= Charles Stewart (British Army officer) =

British Army officer

Lieutenant-Colonel Charles Stewart (1775–1812) was a British Army officer who fought and died in the Napoleonic wars. He was commissioned as a lieutenant in 71st Highlanders in 1791. He was wounded at the Siege of Seringapatam (1792). He was prompted to lieutenant-colonel of the 50th Foot in 1805. He commanded first battalion on the Walcheren expedition (1809), and also in the Peninsula from 1811 to 1812. He died on campaign at Coria.

==Biography==
Charles Stewart, born in 1775, was the eldest son of Thomas Stewart of Drumin, Banffshire, a lieutenant in the 56th foot, and Anne (née Gordon). After serving for a short time in the Duke of Gordon's Fencibles, he was commissioned as lieutenant in the 71st (Highland) Regiment of Foot on 25 January 1791. He joined the regiment in India, and was wounded in the attack on Tippoo Sahib's camp at Seringapatam on 6–7 February 1792. He was with the light company, and was noticed by Lord Cornwallis. On 3 April 1794 he obtained a company in the 109th Foot, and, when that regiment was reduced in the following year, he was transferred with the men to the 53rd Foot on 2 September 1795.

Stewart served several years in the West Indies, and was wounded in storming the Morne Fortuné on St. Lucia in May 1796. He was promoted major in the regiment on 4 April 1800, and came home in command of it about 1804. On 17 February 1805 he was made lieutenant-colonel of the newly raised 2nd battalion of the 50th Foot. Sir Charles James Napier, who was major under him, wrote of him at the time as very pleasant in command and very decided, and afterwards spoke of him as one of the best officers of his rank in the service.

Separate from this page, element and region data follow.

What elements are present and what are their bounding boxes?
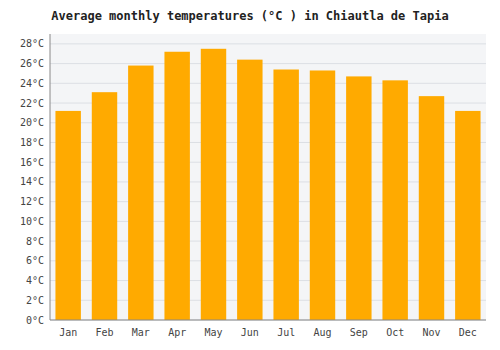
- x-tick-label: Dec: [459, 327, 477, 338]
- grid: [50, 44, 486, 320]
- y-ticks: 0°C 2°C 4°C 6°C 8°C 10°C 12°C 14°C 16°C 18°C 20°C 2…: [20, 38, 44, 325]
- x-tick-label: Oct: [386, 327, 404, 338]
- y-tick-label: 4°C: [26, 275, 44, 286]
- grid-line: [50, 43, 486, 44]
- bar: [237, 60, 262, 320]
- y-tick-label: 6°C: [26, 255, 44, 266]
- x-tick-label: Mar: [132, 327, 150, 338]
- x-tick-label: May: [204, 327, 222, 338]
- bar: [55, 111, 80, 320]
- y-tick-label: 10°C: [20, 216, 44, 227]
- x-tick-label: Sep: [350, 327, 368, 338]
- y-tick-label: 8°C: [26, 236, 44, 247]
- x-tick-label: Nov: [422, 327, 440, 338]
- y-tick-label: 18°C: [20, 137, 44, 148]
- grid-line: [50, 83, 486, 84]
- bar: [92, 92, 117, 320]
- y-axis-line: [50, 34, 51, 320]
- y-tick-label: 22°C: [20, 98, 44, 109]
- grid-line: [50, 320, 486, 321]
- grid-line: [50, 63, 486, 64]
- bar: [382, 80, 407, 320]
- x-tick-label: Apr: [168, 327, 186, 338]
- x-tick-label: Aug: [313, 327, 331, 338]
- plot-background: [50, 34, 486, 320]
- page: {"chart_data": {"type": "bar", "title": …: [0, 0, 500, 350]
- title: Average monthly temperatures (°C ) in Ch…: [51, 9, 448, 23]
- bar: [419, 96, 444, 320]
- x-tick-label: Jan: [59, 327, 77, 338]
- x-axis-line: [50, 320, 486, 321]
- y-tick-label: 2°C: [26, 295, 44, 306]
- y-tick-label: 26°C: [20, 58, 44, 69]
- bar: [273, 70, 298, 320]
- y-tick-label: 28°C: [20, 38, 44, 49]
- bar: [128, 66, 153, 320]
- x-tick-label: Jul: [277, 327, 295, 338]
- y-tick-label: 20°C: [20, 117, 44, 128]
- y-tick-label: 12°C: [20, 196, 44, 207]
- bar: [455, 111, 480, 320]
- y-tick-label: 14°C: [20, 176, 44, 187]
- y-tick-label: 0°C: [26, 315, 44, 326]
- x-tick-label: Feb: [95, 327, 113, 338]
- y-tick-label: 24°C: [20, 78, 44, 89]
- bar: [201, 49, 226, 320]
- bars: [55, 49, 480, 320]
- bar: [310, 70, 335, 320]
- chart-container: Average monthly temperatures (°C ) in Ch…: [0, 0, 500, 350]
- y-tick-label: 16°C: [20, 157, 44, 168]
- chart: Average monthly temperatures (°C ) in Ch…: [0, 0, 500, 350]
- bar: [346, 76, 371, 320]
- x-tick-label: Jun: [241, 327, 259, 338]
- bar: [164, 52, 189, 320]
- x-ticks: Jan Feb Mar Apr May Jun Jul Aug Sep Oct Nov Dec: [59, 327, 477, 338]
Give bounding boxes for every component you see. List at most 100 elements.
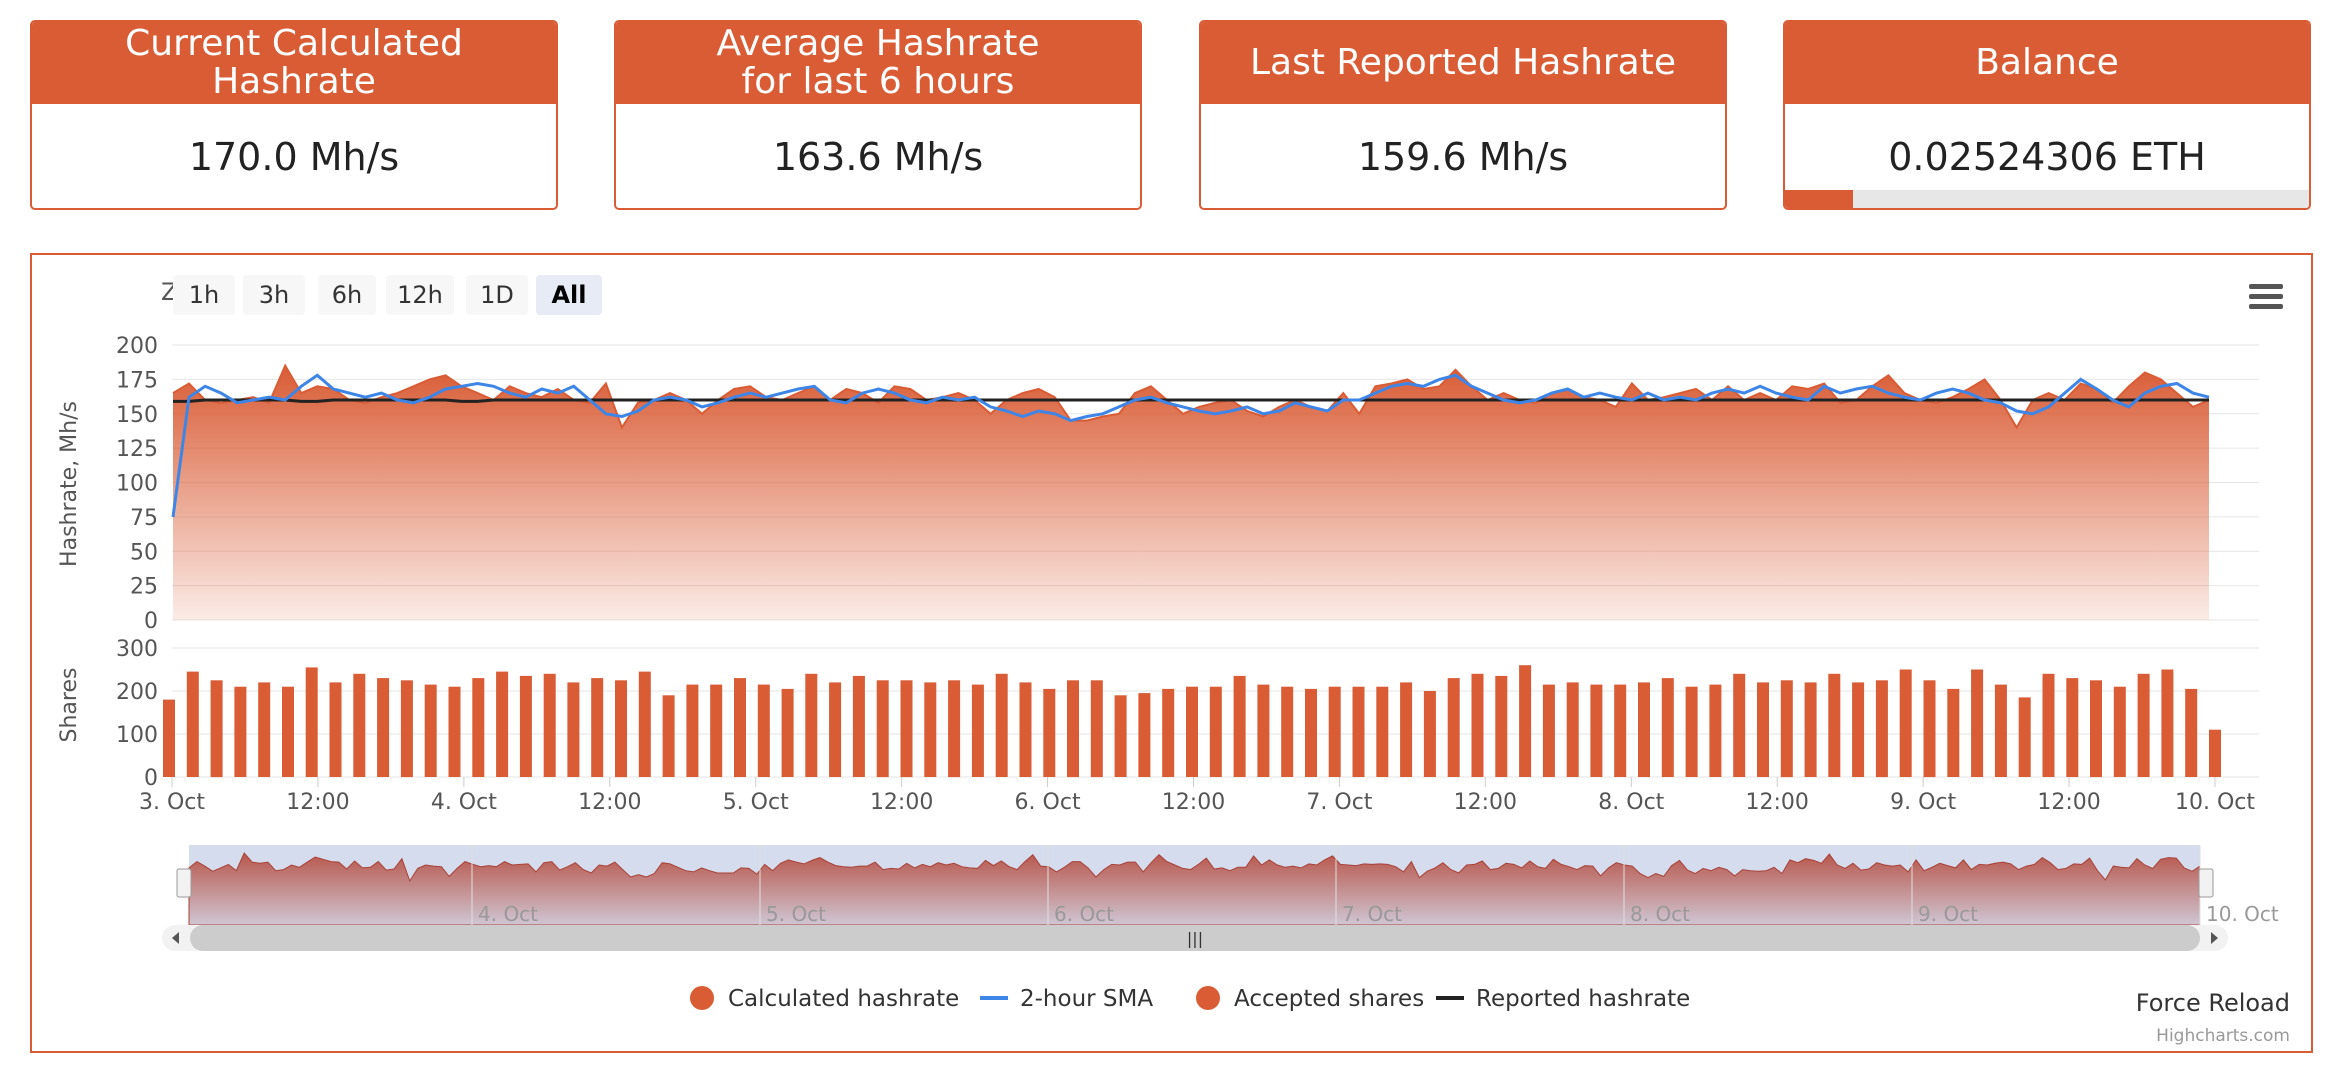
accepted-shares-bar — [1899, 669, 1912, 777]
chart-legend[interactable]: Calculated hashrate 2-hour SMA Accepted sh… — [690, 986, 1690, 1012]
shares-y-tick: 200 — [116, 680, 158, 705]
chart-menu-icon[interactable] — [2249, 284, 2283, 309]
accepted-shares-bar — [876, 680, 889, 778]
card-title: Current Calculated Hashrate — [32, 22, 556, 104]
scroll-right-arrow-icon[interactable] — [2211, 932, 2218, 944]
accepted-shares-bar — [1757, 682, 1769, 777]
x-tick-label: 12:00 — [1746, 790, 1809, 815]
accepted-shares-bar — [615, 680, 627, 778]
sma-hashrate-line — [171, 373, 2210, 518]
zoom-button-6h[interactable]: 6h — [318, 275, 376, 315]
accepted-shares-bar — [1923, 680, 1936, 778]
current-hashrate-card: Current Calculated Hashrate 170.0 Mh/s — [30, 20, 558, 210]
scroll-left-arrow-icon[interactable] — [172, 932, 179, 944]
accepted-shares-bar — [995, 673, 1008, 777]
accepted-shares-bar — [591, 678, 604, 777]
hashrate-y-tick: 125 — [116, 437, 158, 462]
hashrate-y-tick: 200 — [116, 334, 158, 359]
shares-y-tick: 100 — [116, 723, 158, 748]
x-tick-label: 3. Oct — [139, 790, 205, 815]
card-value: 163.6 Mh/s — [772, 135, 984, 179]
accepted-shares-bar — [1947, 688, 1960, 777]
accepted-shares-bar — [258, 682, 271, 777]
shares-y-ticks: 0 100 200 300 — [116, 637, 158, 791]
highcharts-credit[interactable]: Highcharts.com — [2156, 1026, 2290, 1046]
accepted-shares-bar — [234, 686, 247, 777]
accepted-shares-bar — [377, 678, 390, 777]
zoom-button-bg — [318, 275, 376, 315]
x-tick-label: 6. Oct — [1015, 790, 1081, 815]
accepted-shares-bar — [1590, 684, 1603, 777]
zoom-button-bg — [536, 275, 602, 315]
navigator-handle-right[interactable] — [2198, 868, 2214, 898]
accepted-shares-bar — [1733, 673, 1746, 777]
navigator-tick-label: 4. Oct — [478, 902, 538, 926]
navigator[interactable]: 4. Oct 5. Oct 6. Oct 7. Oct 8. Oct 9. Oct 10. … — [162, 845, 2279, 951]
accepted-shares-bar — [305, 667, 318, 777]
accepted-shares-bar — [1162, 688, 1175, 777]
accepted-shares-bar — [210, 680, 223, 778]
hashrate-y-tick: 0 — [144, 609, 158, 634]
accepted-shares-bar — [852, 675, 865, 777]
hashrate-axis-label: Hashrate, Mh/s — [57, 401, 82, 567]
accepted-shares-bar — [448, 686, 461, 777]
card-value: 0.02524306 ETH — [1888, 135, 2206, 179]
hashrate-y-tick: 175 — [116, 368, 158, 393]
navigator-tick-label: 5. Oct — [766, 902, 826, 926]
navigator-tick-label: 7. Oct — [1342, 902, 1402, 926]
zoom-button-1h[interactable]: 1h — [173, 275, 235, 315]
zoom-button-12h[interactable]: 12h — [386, 275, 454, 315]
reported-hashrate-line — [173, 398, 2209, 403]
hashrate-y-tick: 150 — [116, 403, 158, 428]
accepted-shares-bar — [1114, 695, 1127, 777]
accepted-shares-bar — [1019, 682, 1032, 777]
shares-y-tick: 0 — [144, 766, 158, 791]
accepted-shares-bar — [1209, 686, 1222, 777]
accepted-shares-bar — [781, 688, 794, 777]
accepted-shares-bar — [1661, 678, 1674, 777]
legend-label: Calculated hashrate — [728, 986, 959, 1012]
zoom-button-1d[interactable]: 1D — [466, 275, 528, 315]
accepted-shares-bar — [710, 684, 723, 777]
hashrate-plot — [171, 363, 2210, 620]
zoom-button-3h[interactable]: 3h — [243, 275, 305, 315]
legend-label: Reported hashrate — [1476, 986, 1690, 1012]
accepted-shares-bar — [472, 678, 485, 777]
navigator-scrollbar-thumb[interactable] — [190, 925, 2200, 951]
balance-progress-fill — [1785, 190, 1854, 208]
navigator-handle-left[interactable] — [176, 868, 192, 898]
accepted-shares-bar — [1614, 684, 1627, 777]
x-tick-label: 10. Oct — [2175, 790, 2255, 815]
accepted-shares-bar — [2066, 678, 2079, 777]
zoom-button-label: All — [551, 281, 586, 309]
legend-label: Accepted shares — [1234, 986, 1424, 1012]
accepted-shares-bar — [1043, 688, 1056, 777]
legend-item[interactable]: Accepted shares — [1196, 986, 1424, 1012]
legend-label: 2-hour SMA — [1020, 986, 1153, 1012]
accepted-shares-bar — [900, 680, 913, 778]
accepted-shares-bar — [353, 673, 366, 777]
legend-item[interactable]: Calculated hashrate — [690, 986, 959, 1012]
legend-item[interactable]: 2-hour SMA — [980, 986, 1153, 1012]
x-tick-label: 8. Oct — [1598, 790, 1664, 815]
zoom-button-all[interactable]: All — [536, 275, 602, 315]
accepted-shares-bar — [1780, 680, 1793, 778]
accepted-shares-bar — [1067, 680, 1079, 778]
navigator-tick-label: 6. Oct — [1054, 902, 1114, 926]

Having been transferred to the 1st battalion, Stewart served with it in the Walcheren expedition, was left in command of the rear-guard when the army withdrew, and was mentioned in despatches. In September 1810 he went to the Peninsula with the 1st battalion, and commanded it throughout the campaigns of 1811–12. It was engaged at Fuentes de Oñoro, and was soon afterwards attached to Hill's corps, and took part in the actions of Arroyo de Molinos, battle of Almaraz, and Alba de Tormes. In the storming of Fort Napoleon at Almaraz, Stewart led the right wing of his regiment "in a most gallant and spirited manner". The hardships of the retreat to Portugal in the autumn of 1812 broke down his health, and he died at Coria on 11 December, and was buried with military honours in the campo santo (cemetery). He was unmarried.